You are a child munching eggies and jam
(Oh, don't turn green!)
You can't swallow and chew to the jump rope beat of striped feet
Touching down on cracked sidewalks
No cracks out west
No weeds or roots pushing through
Faith in pristine continuity in a land with no past.
You are serious about the alphabet
And together with your friend, Jackie
Compose secret words
In the sandbox having to pee
Holding your pants with your left hand
Covering your mouth with the right
Giggling on the hour that
Church bells were ringing.

There is the amphitheater.
Ginsberg warms up
Eight hours of rain
Ash grey San Diego wants to know,
Are you the rain king?
What do you carry in your squeeze box reliquary?
Katie's an angel, but Ginsberg…he's a saint.
Quick changes into --poof -- a dog
Do I dare take a picture?
Increase depth of field?
Focus, focus hocus pocus,
They say he imitates the Maharaja
They say he imitates a man for whom Eastern Religion is the way
He says he is imitating a man who loves his brother
I believe him
Ohm ohm ohm ohm ohm ohm ohm ohm ohm ohm ohm ohm ohm ohm
Rahpsody! He takes flight
Alan howls like the good book tells him to howl
Manifestations infinite
The amphitheater has no ceiling!
Shoot now? Get closer?
Eight hours a bearded man brushes his teeth
Dogs fuck on stage
A seven year old stoops to pick up glass bits
Silently enters my field of rain
Holding the glass out to me
No sun to reflect
You can't make a sound
Sway like Alan
Chant like Alan
I implore you
Broken china on East 77th Street
Grandma Semlock bends to clear away
Pieces of cups and saucers
Remnants of Jackie's Christmas present
you laugh still you are the sacrilegious culprits.

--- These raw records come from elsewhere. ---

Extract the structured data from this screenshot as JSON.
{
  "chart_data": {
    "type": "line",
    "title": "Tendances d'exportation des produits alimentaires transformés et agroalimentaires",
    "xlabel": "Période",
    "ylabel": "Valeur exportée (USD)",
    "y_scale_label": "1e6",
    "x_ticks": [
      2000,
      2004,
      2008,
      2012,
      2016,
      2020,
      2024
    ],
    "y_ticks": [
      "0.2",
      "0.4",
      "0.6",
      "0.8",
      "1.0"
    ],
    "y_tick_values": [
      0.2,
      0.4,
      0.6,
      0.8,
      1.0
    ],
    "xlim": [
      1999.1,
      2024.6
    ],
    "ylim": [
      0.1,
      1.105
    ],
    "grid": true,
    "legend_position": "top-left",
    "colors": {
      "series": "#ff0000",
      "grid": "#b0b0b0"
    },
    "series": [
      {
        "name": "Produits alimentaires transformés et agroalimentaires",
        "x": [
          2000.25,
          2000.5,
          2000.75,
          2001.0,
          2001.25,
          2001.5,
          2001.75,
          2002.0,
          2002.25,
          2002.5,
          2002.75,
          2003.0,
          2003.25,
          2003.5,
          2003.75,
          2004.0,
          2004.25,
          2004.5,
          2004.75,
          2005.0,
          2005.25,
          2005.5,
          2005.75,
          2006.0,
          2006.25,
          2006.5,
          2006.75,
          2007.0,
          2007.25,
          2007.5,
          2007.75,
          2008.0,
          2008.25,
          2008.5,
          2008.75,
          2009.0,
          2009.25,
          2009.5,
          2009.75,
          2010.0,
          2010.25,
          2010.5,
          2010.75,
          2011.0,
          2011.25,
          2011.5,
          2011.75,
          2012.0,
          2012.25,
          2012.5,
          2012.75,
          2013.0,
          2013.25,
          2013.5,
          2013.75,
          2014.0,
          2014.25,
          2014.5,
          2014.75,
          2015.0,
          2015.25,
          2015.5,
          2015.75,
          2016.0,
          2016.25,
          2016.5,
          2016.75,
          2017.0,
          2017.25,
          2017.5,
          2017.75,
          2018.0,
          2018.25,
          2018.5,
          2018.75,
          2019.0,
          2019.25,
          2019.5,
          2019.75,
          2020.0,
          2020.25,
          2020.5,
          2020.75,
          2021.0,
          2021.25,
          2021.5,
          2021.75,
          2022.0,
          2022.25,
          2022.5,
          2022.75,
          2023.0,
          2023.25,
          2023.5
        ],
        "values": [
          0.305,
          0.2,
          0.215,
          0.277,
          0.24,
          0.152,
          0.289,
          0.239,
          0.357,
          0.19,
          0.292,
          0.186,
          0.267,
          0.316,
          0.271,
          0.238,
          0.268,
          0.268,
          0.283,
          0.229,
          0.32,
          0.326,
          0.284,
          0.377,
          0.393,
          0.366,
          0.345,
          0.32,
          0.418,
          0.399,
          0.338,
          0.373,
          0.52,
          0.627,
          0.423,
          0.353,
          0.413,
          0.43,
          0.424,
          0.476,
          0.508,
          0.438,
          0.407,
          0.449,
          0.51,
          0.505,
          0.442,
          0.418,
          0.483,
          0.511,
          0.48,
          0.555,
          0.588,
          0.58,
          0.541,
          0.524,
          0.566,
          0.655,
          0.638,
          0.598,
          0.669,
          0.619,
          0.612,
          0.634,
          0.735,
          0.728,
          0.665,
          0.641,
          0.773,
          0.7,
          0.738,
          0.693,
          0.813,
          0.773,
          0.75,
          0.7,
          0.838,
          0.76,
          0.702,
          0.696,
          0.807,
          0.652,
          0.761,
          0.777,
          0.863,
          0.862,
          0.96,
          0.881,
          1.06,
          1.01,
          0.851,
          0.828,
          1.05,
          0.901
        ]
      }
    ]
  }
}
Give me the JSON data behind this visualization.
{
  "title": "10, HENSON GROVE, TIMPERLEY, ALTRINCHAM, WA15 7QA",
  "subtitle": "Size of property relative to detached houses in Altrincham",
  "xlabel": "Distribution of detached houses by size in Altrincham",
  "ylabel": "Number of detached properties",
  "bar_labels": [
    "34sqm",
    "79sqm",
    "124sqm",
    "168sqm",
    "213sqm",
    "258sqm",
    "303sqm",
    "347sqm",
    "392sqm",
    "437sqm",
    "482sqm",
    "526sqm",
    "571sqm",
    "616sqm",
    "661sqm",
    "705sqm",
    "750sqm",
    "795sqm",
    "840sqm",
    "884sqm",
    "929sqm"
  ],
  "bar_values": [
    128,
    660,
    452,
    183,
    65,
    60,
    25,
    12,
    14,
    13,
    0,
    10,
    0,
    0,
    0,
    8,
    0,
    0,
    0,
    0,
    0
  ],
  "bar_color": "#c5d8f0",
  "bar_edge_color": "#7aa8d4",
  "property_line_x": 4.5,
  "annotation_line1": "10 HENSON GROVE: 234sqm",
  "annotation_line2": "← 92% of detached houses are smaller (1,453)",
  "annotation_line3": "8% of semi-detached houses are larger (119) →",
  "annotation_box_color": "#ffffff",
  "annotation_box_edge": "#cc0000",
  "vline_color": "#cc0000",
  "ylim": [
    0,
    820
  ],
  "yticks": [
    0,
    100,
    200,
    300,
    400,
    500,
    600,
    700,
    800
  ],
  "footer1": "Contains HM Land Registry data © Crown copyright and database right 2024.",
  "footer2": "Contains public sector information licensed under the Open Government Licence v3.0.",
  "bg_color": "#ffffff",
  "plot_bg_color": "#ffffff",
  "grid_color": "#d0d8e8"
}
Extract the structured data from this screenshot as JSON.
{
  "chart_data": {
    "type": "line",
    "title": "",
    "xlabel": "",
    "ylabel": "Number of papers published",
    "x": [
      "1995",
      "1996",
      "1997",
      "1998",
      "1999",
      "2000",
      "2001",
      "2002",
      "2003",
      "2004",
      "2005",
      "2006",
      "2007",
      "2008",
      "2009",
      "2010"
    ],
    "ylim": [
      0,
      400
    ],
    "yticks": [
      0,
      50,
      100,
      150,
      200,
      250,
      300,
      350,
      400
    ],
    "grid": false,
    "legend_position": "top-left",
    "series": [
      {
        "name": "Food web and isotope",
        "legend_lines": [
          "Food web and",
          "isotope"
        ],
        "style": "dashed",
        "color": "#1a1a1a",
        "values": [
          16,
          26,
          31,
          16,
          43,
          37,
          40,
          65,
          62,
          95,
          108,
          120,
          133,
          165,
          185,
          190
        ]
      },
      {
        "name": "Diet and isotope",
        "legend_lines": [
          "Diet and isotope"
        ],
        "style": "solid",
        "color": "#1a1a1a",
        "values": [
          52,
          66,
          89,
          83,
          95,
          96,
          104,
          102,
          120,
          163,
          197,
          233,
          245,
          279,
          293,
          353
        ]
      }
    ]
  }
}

I examine a print under the light
Alan's transformed into a rabbi
Dangling winter scarf turns Talis
A fine range of tones
I finally recognize him
Having thought there was something familial
"You never knew Jack Kerouac"
"You never knew Neil Cassidy"
Ohm ohm ohm ohm ohm ohm ohm ohm ohm ohm ohm
I stood at the entrance to the Pope's Palace
Torn by options
I choose
Shadow detail on the door
In Belfast, Guerillas take to the street
Quickly, I choose
High speed film, deep focus
I steal from an old man with dark eyes
As he bends to pick up a coin
Je suis une voleur
I have robbed Apollinaire
I rob Ginsberg
Random moments in time elude me
To become unsolved mysteries in black and white
Last night, I dreamt that -
in the grainy silver pearls of a chromide photo mural -
I witnessed her abduction.
Had I not walked by
at this pace
At this distance
In this perfect light
I would not have witnessed
the horror that lies in wait
beneath the classic work of art.

Tell me, Minor White,
If you were to take my picture
Right here right now
What zone would I be in?
Five?

Glass shatters
Pieces fall through…
There was a time we used glass plates


Author bio:

Lynne Shapiro taught a Dada and Surrealist Practicum at the New School/Parsons School of Design for many years during which time Apollinaire’s “Zone” played an important part. She is currently an adjunct professor at a community college and jack-of-all trades at a K-8 public school that she helped found. This past year, she’s had poems published in SLAB and Myslexia, and essays published in Hiss Quarterly, Tiny Lights: A Journal of Personal Narrative, and in an upcoming anthology, Mourning Sickness.